Samuel teve uma sensação estranha de tudo aquilo estar se repetindo, enquanto caminhava ao lado de Jota. Um déjà vu repentino, que fazia parecer tudo em câmera lenta. Foi tirado do transe pelo amigo.
– E aí Sam? Vamos ou não? Tô com fome de sanduíche.
– Sei lá, Jota, bateu um desânimo, acho que vou pra casa.
– Bem a tua cara. Sempre dando pra trás.
– E aí, vocês vão fazer o que agora? - Kate chegou furtiva e parou imóvel do lado de Sam, segurando cadernos com os braços enquanto olhava para os dois com um meio sorriso divertido.
– Se depender do Sam, ver a vida passar contemplativamente – disse Jota.

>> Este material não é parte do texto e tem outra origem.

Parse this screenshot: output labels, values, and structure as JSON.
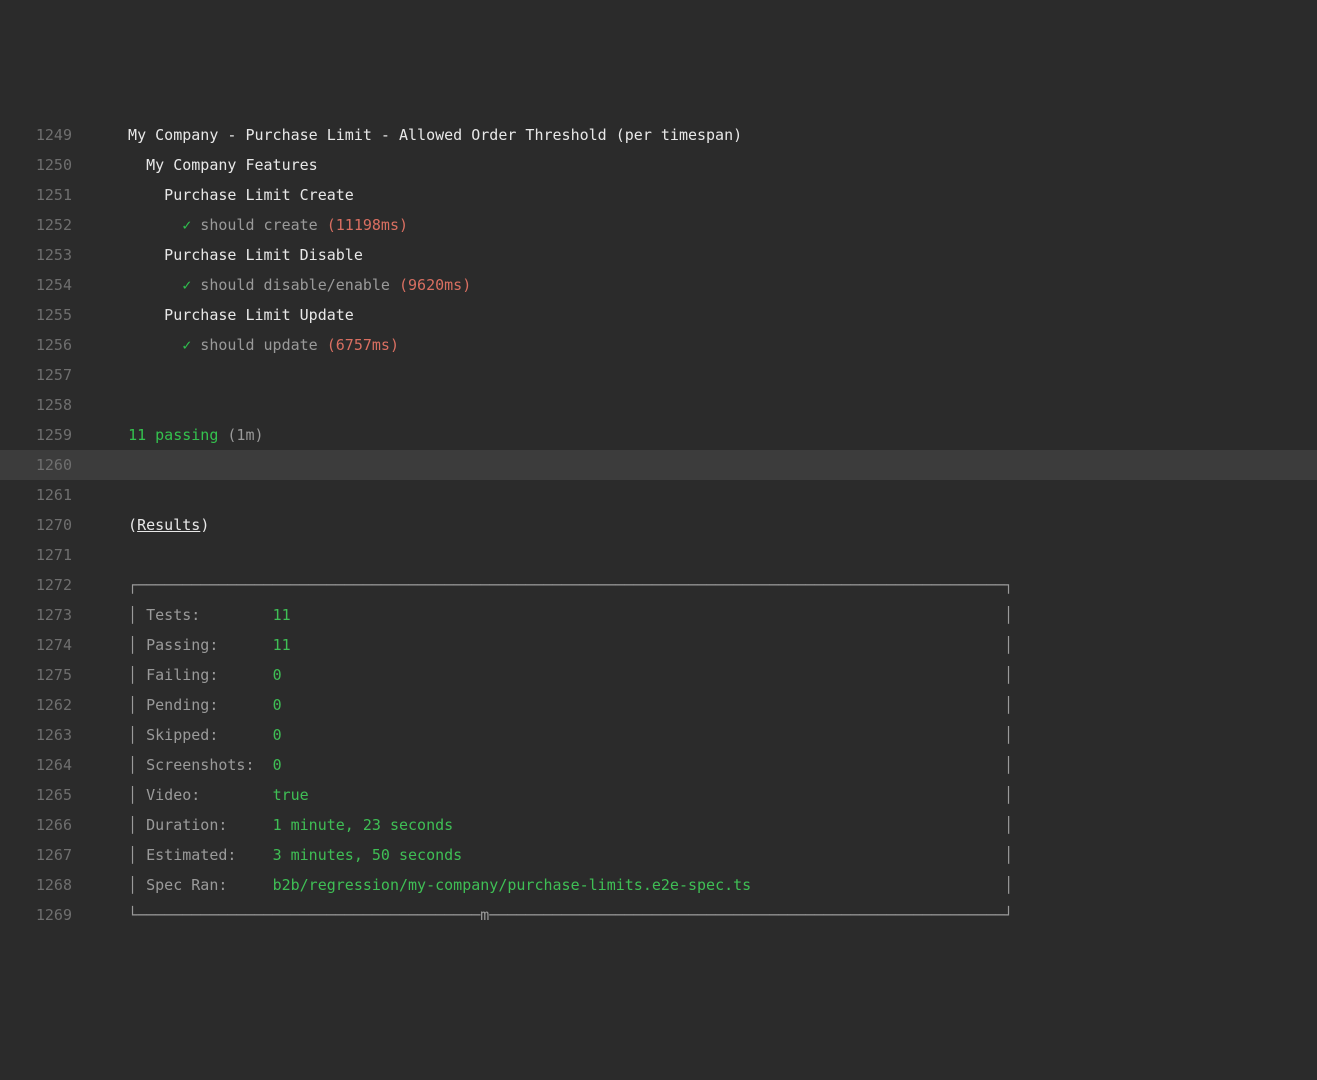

– Deixa de ser rabugento Jota – falou Kate. – E aí Sam, 'bora comer alguma coisa? Queria trocar umas ideias de Semiótica contigo antes de a gente começar o trabalho.
– Caraca, vocês acabaram de sair da aula. Mudem a chavezinha no cérebro.
– O Jota é assim mesmo Kate, interesse localizado, não dura mais do que o espaço da sala de aula.
– Nem, não dura nem no espaço da sala de aula. Pronto, fui, se quiserem me sigam.
– Ok pentelho. Mas antes vamos dar uma passada rápida lá em casa, quero pegar meu mac.
– Beleza, Apple boy - disse Jota, com uma risada.
– Ah cara, nem vou entrar de novo nesse debate. Macs são melhores. Ponto.
– Não, meu lápis e papel são melhores.
– Meninos, não briguem. Não tem problema ser um garotinho Apple, Sam. Só não comece a usar jeans e camisa preta todos os dias, e você vai ficar bem.
Sam emburrou enquanto os amigos riam, em meio a pedidos insinceros de desculpas. Ele morava do lado da Universidade. Uns 15 minutos a pé do centro de Ciências Sociais da UFSC – Universidade Federal de Santa Catarina.
Comunicação Social era um curso recente, e o único que despertou o interesse de Sam e Jota, devido ao gosto por arte, desenho gráfico e afins: queriam trabalhar com criação e aquele parecia o caminho mais óbvio. Pra alegria de Sam, Kate - que estudou com ele o colegial inteiro, também optou como segunda opção pelo curso. Psicologia havia sido a primeira opção, mas ela estranhamente não passou.
– Vocês dois não acham que a única disciplina que valeu até agora foi essa?
– Essa qual?
– Semiótica, Jota. Ah, desculpe, você estava na Jotalândia durante as duas horas que a professora apresentou aquela fascinante visão de mundo.
– Nanã dona Kate, pela primeira vez uma aula me interessou de verdade. Mas, sei lá, eu tô meio perdido ainda com tudo isso de faculdade.
Kate suspirou e olhou com um misto de graça e indignação para Jota.
– Pois é, a gente acha que vai entrar em um curso e tudo vai se encaixar, a vida vai tomar rumo, e no final das contas só ganha mais dúvidas e perguntas – disse Sam, contemplativo.
– Ah, vocês dois se merecem mesmo. Faculdade não define a vida Sam, ela só te dá os meios para você definir. Você tem que saber pra onde vai. Senão vai viver assim, frustrado.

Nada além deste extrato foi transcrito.